The RUN-ENVIRONMENT procedure correctly exercises the agents in an environment. For some kinds of agents, such as those that engage in natural language dialogue, it may be sufficient simply to observe their behavior. To get more detailed information about agent performance, we insert some performance measurement code. The function RUN-EVAL-ENVIRONMENT, shown in Figure 2.15, does this; it applies a performance measure to each agent and returns a list of the resulting scores. The scores variable keeps track of each agent’s score.

In general, the performance measure can depend on the entire sequence of environment states generated during the operation of the program. Usually, however, the performance measure works by a simple accumulation using either summation, averaging, or taking a maximum. For example, if the performance measure for a vacuum-cleaning agent is the total amount of dirt cleaned in a shift, scores will just keep track of how much dirt has been cleaned up so far.

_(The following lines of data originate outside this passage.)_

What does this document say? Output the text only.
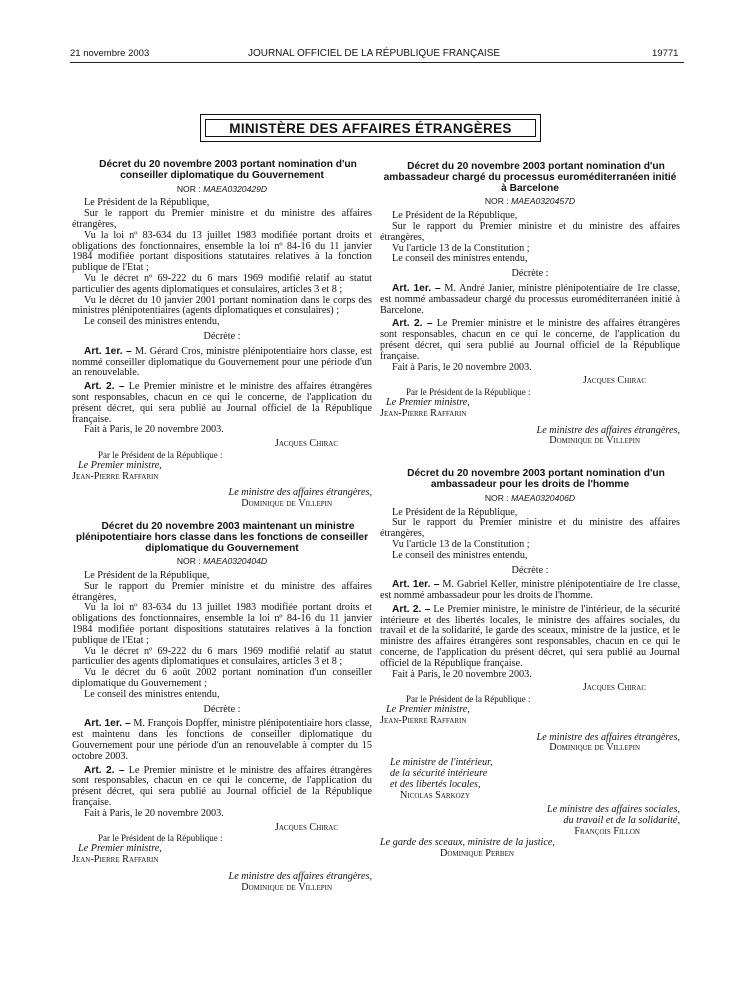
21 novembre 2003	JOURNAL OFFICIEL DE LA RÉPUBLIQUE FRANÇAISE	19771
MINISTÈRE DES AFFAIRES ÉTRANGÈRES

Décret du 20 novembre 2003 portant nomination d'un conseiller diplomatique du Gouvernement

NOR : MAEA0320429D

Le Président de la République,

Sur le rapport du Premier ministre et du ministre des affaires étrangères,

Vu la loi nº 83-634 du 13 juillet 1983 modifiée portant droits et obligations des fonctionnaires, ensemble la loi nº 84-16 du 11 janvier 1984 modifiée portant dispositions statutaires relatives à la fonction publique de l'Etat ;

Vu le décret nº 69-222 du 6 mars 1969 modifié relatif au statut particulier des agents diplomatiques et consulaires, articles 3 et 8 ;

Vu le décret du 10 janvier 2001 portant nomination dans le corps des ministres plénipotentiaires (agents diplomatiques et consulaires) ;

Le conseil des ministres entendu,

Décrète :

Art. 1er. – M. Gérard Cros, ministre plénipotentiaire hors classe, est nommé conseiller diplomatique du Gouvernement pour une période d'un an renouvelable.

Art. 2. – Le Premier ministre et le ministre des affaires étrangères sont responsables, chacun en ce qui le concerne, de l'application du présent décret, qui sera publié au Journal officiel de la République française.

Fait à Paris, le 20 novembre 2003.

Jacques Chirac

Par le Président de la République :

Le Premier ministre,

Jean-Pierre Raffarin

Le ministre des affaires étrangères,

Dominique de Villepin

Décret du 20 novembre 2003 maintenant un ministre plénipotentiaire hors classe dans les fonctions de conseiller diplomatique du Gouvernement

NOR : MAEA0320404D

Le Président de la République,

Sur le rapport du Premier ministre et du ministre des affaires étrangères,

Vu la loi nº 83-634 du 13 juillet 1983 modifiée portant droits et obligations des fonctionnaires, ensemble la loi nº 84-16 du 11 janvier 1984 modifiée portant dispositions statutaires relatives à la fonction publique de l'Etat ;

Vu le décret nº 69-222 du 6 mars 1969 modifié relatif au statut particulier des agents diplomatiques et consulaires, articles 3 et 8 ;

Vu le décret du 6 août 2002 portant nomination d'un conseiller diplomatique du Gouvernement ;

Le conseil des ministres entendu,

Décrète :

Art. 1er. – M. François Dopffer, ministre plénipotentiaire hors classe, est maintenu dans les fonctions de conseiller diplomatique du Gouvernement pour une période d'un an renouvelable à compter du 15 octobre 2003.

Art. 2. – Le Premier ministre et le ministre des affaires étrangères sont responsables, chacun en ce qui le concerne, de l'application du présent décret, qui sera publié au Journal officiel de la République française.

Fait à Paris, le 20 novembre 2003.

Jacques Chirac

Par le Président de la République :

Le Premier ministre,

Jean-Pierre Raffarin

Le ministre des affaires étrangères,

Dominique de Villepin

Décret du 20 novembre 2003 portant nomination d'un ambassadeur chargé du processus euroméditerranéen initié à Barcelone

NOR : MAEA0320457D

Le Président de la République,

Sur le rapport du Premier ministre et du ministre des affaires étrangères,

Vu l'article 13 de la Constitution ;

Le conseil des ministres entendu,

Décrète :

Art. 1er. – M. André Janier, ministre plénipotentiaire de 1re classe, est nommé ambassadeur chargé du processus euroméditerranéen initié à Barcelone.

Art. 2. – Le Premier ministre et le ministre des affaires étrangères sont responsables, chacun en ce qui le concerne, de l'application du présent décret, qui sera publié au Journal officiel de la République française.

Fait à Paris, le 20 novembre 2003.

Jacques Chirac

Par le Président de la République :

Le Premier ministre,

Jean-Pierre Raffarin

Le ministre des affaires étrangères,

Dominique de Villepin

Décret du 20 novembre 2003 portant nomination d'un ambassadeur pour les droits de l'homme

NOR : MAEA0320406D

Le Président de la République,

Sur le rapport du Premier ministre et du ministre des affaires étrangères,

Vu l'article 13 de la Constitution ;

Le conseil des ministres entendu,

Décrète :

Art. 1er. – M. Gabriel Keller, ministre plénipotentiaire de 1re classe, est nommé ambassadeur pour les droits de l'homme.

Art. 2. – Le Premier ministre, le ministre de l'intérieur, de la sécurité intérieure et des libertés locales, le ministre des affaires sociales, du travail et de la solidarité, le garde des sceaux, ministre de la justice, et le ministre des affaires étrangères sont responsables, chacun en ce qui le concerne, de l'application du présent décret, qui sera publié au Journal officiel de la République française.

Fait à Paris, le 20 novembre 2003.

Jacques Chirac

Par le Président de la République :

Le Premier ministre,

Jean-Pierre Raffarin

Le ministre des affaires étrangères,

Dominique de Villepin

Le ministre de l'intérieur,

de la sécurité intérieure

et des libertés locales,

Nicolas Sarkozy

Le ministre des affaires sociales,

du travail et de la solidarité,

François Fillon

Le garde des sceaux, ministre de la justice,

Dominique Perben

RUN-EVAL-ENVIRONMENT returns the performance measure for a single environment, defined by a single initial state and a particular update function. Usually, an agent is designed to work in an environment class, a whole set of different environments. For example, we design a chess program to play against any of a wide collection of human and machine opponents. If we designed it for a single opponent, we might be able to take advantage of specific weaknesses in that opponent, but that would not give us a good program for general play. Strictly speaking, in order to measure the performance of an agent, we need to have an environment generator that selects particular environments (with certain likelihoods) in which to run the agent. We are then interested in the agent’s average performance over the environment class.